Santa Teresa é apresentada como Doutora da Igreja no dia em que celebramos a
Jornada Mundial das Missões. Ela teve o ardente desejo de se consagrar ao
anúncio do Evangelho e quereria coroar o seu testemunho com o supremo
sacrifício do martírio (cf. Manuscritos autobiográficos). Sabe-se também com
que intenso empenho pessoal ela susteve o trabalho apostólico dos Padres
missionários Maurício Bellière e Adolfo Roulland, um em África e outro na
China. No seu impulso de amor pela evangelização, Teresa só tinha um ideal,
como ela mesma diz: «O que Lhe pedimos, é para trabalhar pela Sua glória,
amá-l’O e fazer com que seja amado» Carta 220).
O
caminho que percorreu para chegar a este ideal de vida não é o dos grandes
empreendimentos reservados a um pequeno número mas, ao contrário, uma via ao
alcance de todos, a «pequena via», caminho da confiança e do abandono total de
si mesma à graça do Senhor. Não se trata de uma via a ser banalizada, como se
fosse menos exigente. Na realidade ela é exigente, como o é sempre o Evangelho.

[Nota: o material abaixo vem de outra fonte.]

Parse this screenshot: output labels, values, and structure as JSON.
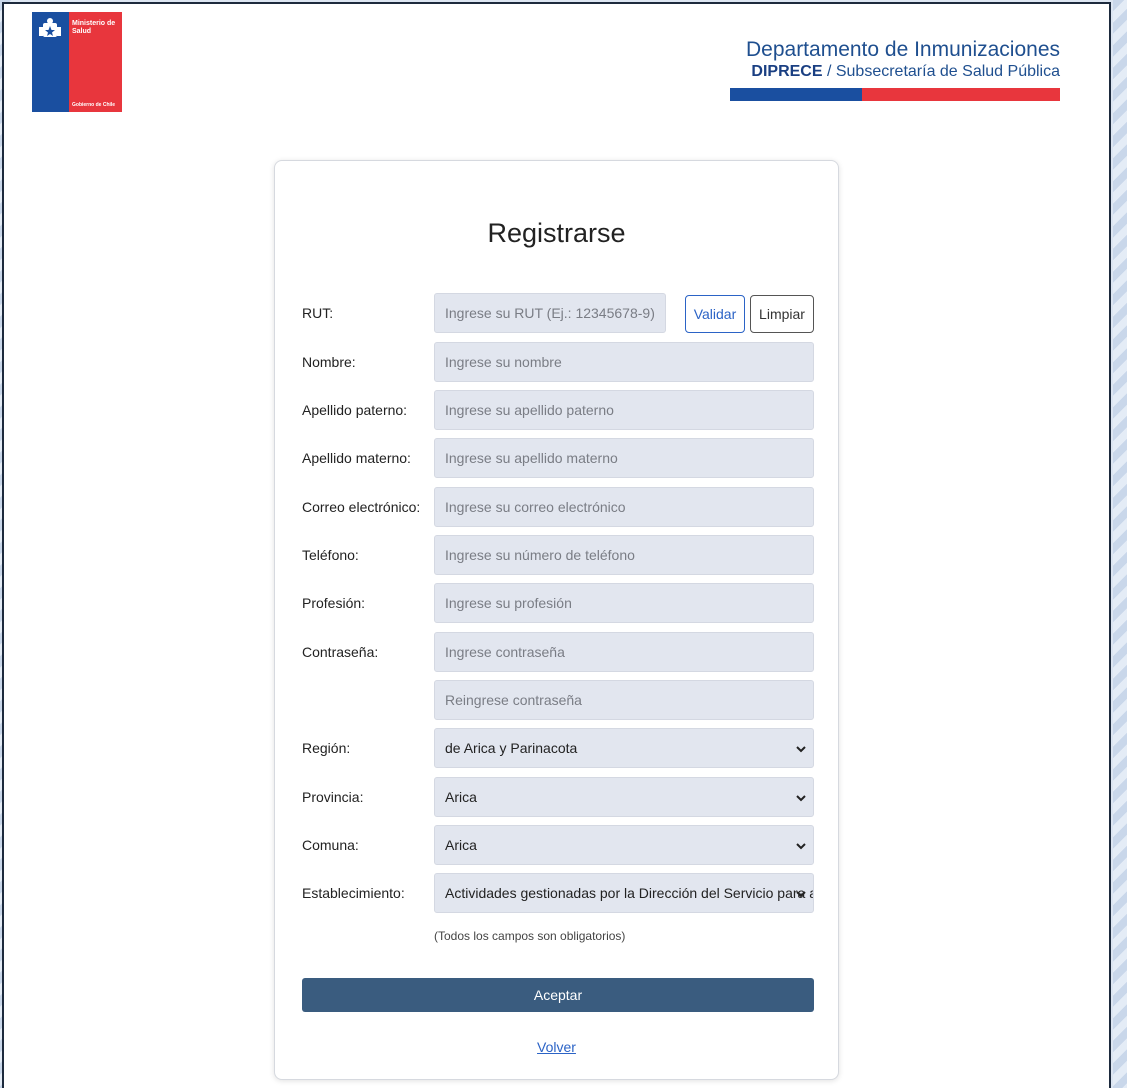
{
  "header": {
    "gov_ministry": "Ministerio de Salud",
    "gov_footer": "Gobierno de Chile",
    "dept_title": "Departamento de Inmunizaciones",
    "dept_sub_bold": "DIPRECE",
    "dept_sub_rest": " / Subsecretaría de Salud Pública"
  },
  "form": {
    "title": "Registrarse",
    "rut": {
      "label": "RUT:",
      "placeholder": "Ingrese su RUT (Ej.: 12345678-9)"
    },
    "validar_label": "Validar",
    "limpiar_label": "Limpiar",
    "nombre": {
      "label": "Nombre:",
      "placeholder": "Ingrese su nombre"
    },
    "apellido_paterno": {
      "label": "Apellido paterno:",
      "placeholder": "Ingrese su apellido paterno"
    },
    "apellido_materno": {
      "label": "Apellido materno:",
      "placeholder": "Ingrese su apellido materno"
    },
    "correo": {
      "label": "Correo electrónico:",
      "placeholder": "Ingrese su correo electrónico"
    },
    "telefono": {
      "label": "Teléfono:",
      "placeholder": "Ingrese su número de teléfono"
    },
    "profesion": {
      "label": "Profesión:",
      "placeholder": "Ingrese su profesión"
    },
    "contrasena": {
      "label": "Contraseña:",
      "placeholder": "Ingrese contraseña"
    },
    "recontrasena": {
      "placeholder": "Reingrese contraseña"
    },
    "region": {
      "label": "Región:",
      "value": "de Arica y Parinacota"
    },
    "provincia": {
      "label": "Provincia:",
      "value": "Arica"
    },
    "comuna": {
      "label": "Comuna:",
      "value": "Arica"
    },
    "establecimiento": {
      "label": "Establecimiento:",
      "value": "Actividades gestionadas por la Dirección del Servicio para a"
    },
    "note": "(Todos los campos son obligatorios)",
    "aceptar_label": "Aceptar",
    "volver_label": "Volver"
  },
  "colors": {
    "primary_button": "#3a5c7f",
    "input_bg": "#e2e6ef",
    "link": "#2b63c6",
    "gov_blue": "#1a4fa0",
    "gov_red": "#e8363d"
  }
}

Mas é uma via impregnada do sentido do abandono confiante à misericórdia
divina, que torna suave até mesmo o mais rigoroso empenho espiritual.
Por
esta via, na qual recebe tudo como «graça», devido ao facto de pôr no centro de
tudo a sua relação com Cristo e a sua escolha do amor, em virtude do lugar dado
também aos impulsos do coração no seu itinerário espiritual, Teresa de Lisieux
é uma Santa que permanece jovem, apesar dos anos que passam, e é proposta como
um modelo eminente e uma guia no caminho dos cristãos para o nosso tempo, que
chega ao terceiro milénio.
7.
Grande é, por isso, a alegria da Igreja, neste dia que coroa as expectativas e
as orações de tantos que intuíram, com a riqueza do Doutoramento, este especial
dom de Deus e lhe favoreceram o reconhecimento e o acolhimento. Por isso, todos
juntos desejamos dar graças ao Senhor, e de modo particular com os professores
e os estudantes das Universidades eclesiásticas romanas, que precisamente
nestes dias iniciaram o novo Ano académico.
Sim,
ó Pai, nós Vos bendizemos, juntamente com Jesus (cf. Mt 11, 25), porque
escondestes os Vossos segredos «aos sábios e aos entendidos» e os revelastes a
esta «pequenina», que hoje propondes de novo à nossa atenção e à nossa
imitação. Obrigado pela sabedoria que lhe destes, tornando-a para a Igreja
inteira uma singular testemunha e mestra de vida!
Obrigado
pelo amor que derramastes sobre ela, e que continua a iluminar e aquecer os
corações, impelindo-os à santidade!
O
desejo que Teresa exprimiu, de «passar o seu Céu fazendo o bem sobre a terra»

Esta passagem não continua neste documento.